Microsoft classes teaching soldiers technology

This post was originally published by The Gazette on June 3, 2017. 

About 500 soldiers leave the military every month in Colorado Springs, and now the Microsoft Software & Systems Academy is bridging the gap to civilian careers in information technology.

MSSA and Fort Carson celebrated Friday as 24 soldiers entered the inaugural class at Catalyst Campus for Technology & Innovation.

“Coming out of the military, this seems like the best thing to do,” said new student Jesse Sutton. “I’m feeling really confident.”

The 18-week accelerated program trains active-duty service members for IT careers.

“Creating this resource is a tangible way to give back to the service men and women and their spouses who do so much for our country,” said Mayor John Suthers.
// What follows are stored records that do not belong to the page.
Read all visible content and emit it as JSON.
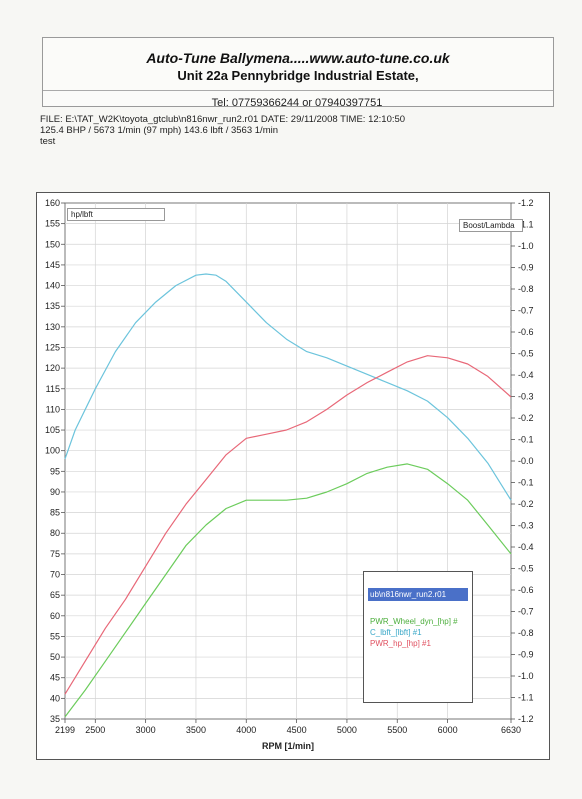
{
  "header": {
    "line1": "Auto-Tune Ballymena.....www.auto-tune.co.uk",
    "line2": "Unit 22a Pennybridge Industrial Estate,",
    "phone": "Tel: 07759366244 or 07940397751"
  },
  "info": {
    "line1": "FILE: E:\\TAT_W2K\\toyota_gtclub\\n816nwr_run2.r01  DATE: 29/11/2008  TIME: 12:10:50",
    "line2": "125.4 BHP / 5673 1/min (97 mph)    143.6 lbft / 3563 1/min",
    "line3": "test"
  },
  "chart_data": {
    "type": "line",
    "xlabel": "RPM  [1/min]",
    "ylabel": "hp/lbft",
    "y2label": "Boost/Lambda",
    "xlim": [
      2199,
      6630
    ],
    "ylim": [
      35,
      160
    ],
    "y2lim": [
      -1.2,
      1.2
    ],
    "x_ticks": [
      "2199",
      "2500",
      "3000",
      "3500",
      "4000",
      "4500",
      "5000",
      "5500",
      "6000",
      "6630"
    ],
    "x_tick_values": [
      2199,
      2500,
      3000,
      3500,
      4000,
      4500,
      5000,
      5500,
      6000,
      6630
    ],
    "y_ticks": [
      35,
      40,
      45,
      50,
      55,
      60,
      65,
      70,
      75,
      80,
      85,
      90,
      95,
      100,
      105,
      110,
      115,
      120,
      125,
      130,
      135,
      140,
      145,
      150,
      155,
      160
    ],
    "y2_ticks": [
      "-1.2",
      "-1.1",
      "-1.0",
      "-0.9",
      "-0.8",
      "-0.7",
      "-0.6",
      "-0.5",
      "-0.4",
      "-0.3",
      "-0.2",
      "-0.1",
      "-0.0",
      "-0.1",
      "-0.2",
      "-0.3",
      "-0.4",
      "-0.5",
      "-0.6",
      "-0.7",
      "-0.8",
      "-0.9",
      "-1.0",
      "-1.1",
      "-1.2"
    ],
    "grid": true,
    "legend": {
      "title": "ub\\n816nwr_run2.r01",
      "placement": "bottom-right"
    },
    "series": [
      {
        "name": "C_lbft_[lbft] #1",
        "color": "#6cc4dc",
        "x": [
          2199,
          2300,
          2500,
          2700,
          2900,
          3100,
          3300,
          3500,
          3600,
          3700,
          3800,
          4000,
          4200,
          4400,
          4600,
          4800,
          5000,
          5200,
          5400,
          5600,
          5800,
          6000,
          6200,
          6400,
          6630
        ],
        "y": [
          98,
          105,
          115,
          124,
          131,
          136,
          140,
          142.5,
          142.8,
          142.5,
          141,
          136,
          131,
          127,
          124,
          122.5,
          120.5,
          118.5,
          116.5,
          114.5,
          112,
          108,
          103,
          97,
          88
        ]
      },
      {
        "name": "PWR_hp_[hp] #1",
        "color": "#e86878",
        "x": [
          2199,
          2400,
          2600,
          2800,
          3000,
          3200,
          3400,
          3600,
          3800,
          4000,
          4200,
          4400,
          4600,
          4800,
          5000,
          5200,
          5400,
          5600,
          5800,
          6000,
          6200,
          6400,
          6630
        ],
        "y": [
          41,
          49,
          57,
          64,
          72,
          80,
          87,
          93,
          99,
          103,
          104,
          105,
          107,
          110,
          113.5,
          116.5,
          119,
          121.5,
          123,
          122.5,
          121,
          118,
          113
        ]
      },
      {
        "name": "PWR_Wheel_dyn_[hp] #",
        "color": "#6ccc5c",
        "x": [
          2199,
          2400,
          2600,
          2800,
          3000,
          3200,
          3400,
          3600,
          3800,
          4000,
          4200,
          4400,
          4600,
          4800,
          5000,
          5200,
          5400,
          5600,
          5800,
          6000,
          6200,
          6400,
          6630
        ],
        "y": [
          35.5,
          42,
          49,
          56,
          63,
          70,
          77,
          82,
          86,
          88,
          88,
          88,
          88.5,
          90,
          92,
          94.5,
          96,
          96.8,
          95.5,
          92,
          88,
          82,
          75
        ]
      }
    ]
  }
}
Program graduates can meet the industry’s high demand for cloud developers and administrators in database, cloud and business intelligence fields.

“Finding IT personnel for many businesses is a huge challenge,” said Thomas Dawkins, Microsoft’s director of workforce development and education.

The average salary for an IT professional is $70,000, Dawkins said.

“I was an IT guy in the military, and I really wanted to expand my skillset,” Sutton said.

Training goes beyond technology by expanding problem-solving skills, teamwork and critical thinking, said Aaron Glassman, chairman of Embry-Riddle Aeronautical University’s Department of Management and Technology. Microsoft is in partnership with Embry-Riddle.

Service members don’t need an IT background to join the program; a strong interest is enough.

“I was always fascinated by computers, and when I saw this program, I thought it would be a great path,” said new student Meshack Koyiaki.

Ninety percent of graduates get IT jobs or finish their college degrees, Microsoft reported. Graduates have gone on to work for more than 200 companies, including Dell, Amazon Web Services, Microsoft, Accenture and Facebook, as well as the Department of Defense.

“Even if I don’t get a job, in the future I’ll see a position asking for the knowledge I gained from the program,” Koyiaki said.

The government estimates IT occupations will grow 12 percent from 2014 to 2024, faster than the average for all occupations.

“Once you have that knowledge, no one is going to take that away from you,” Koyiaki said.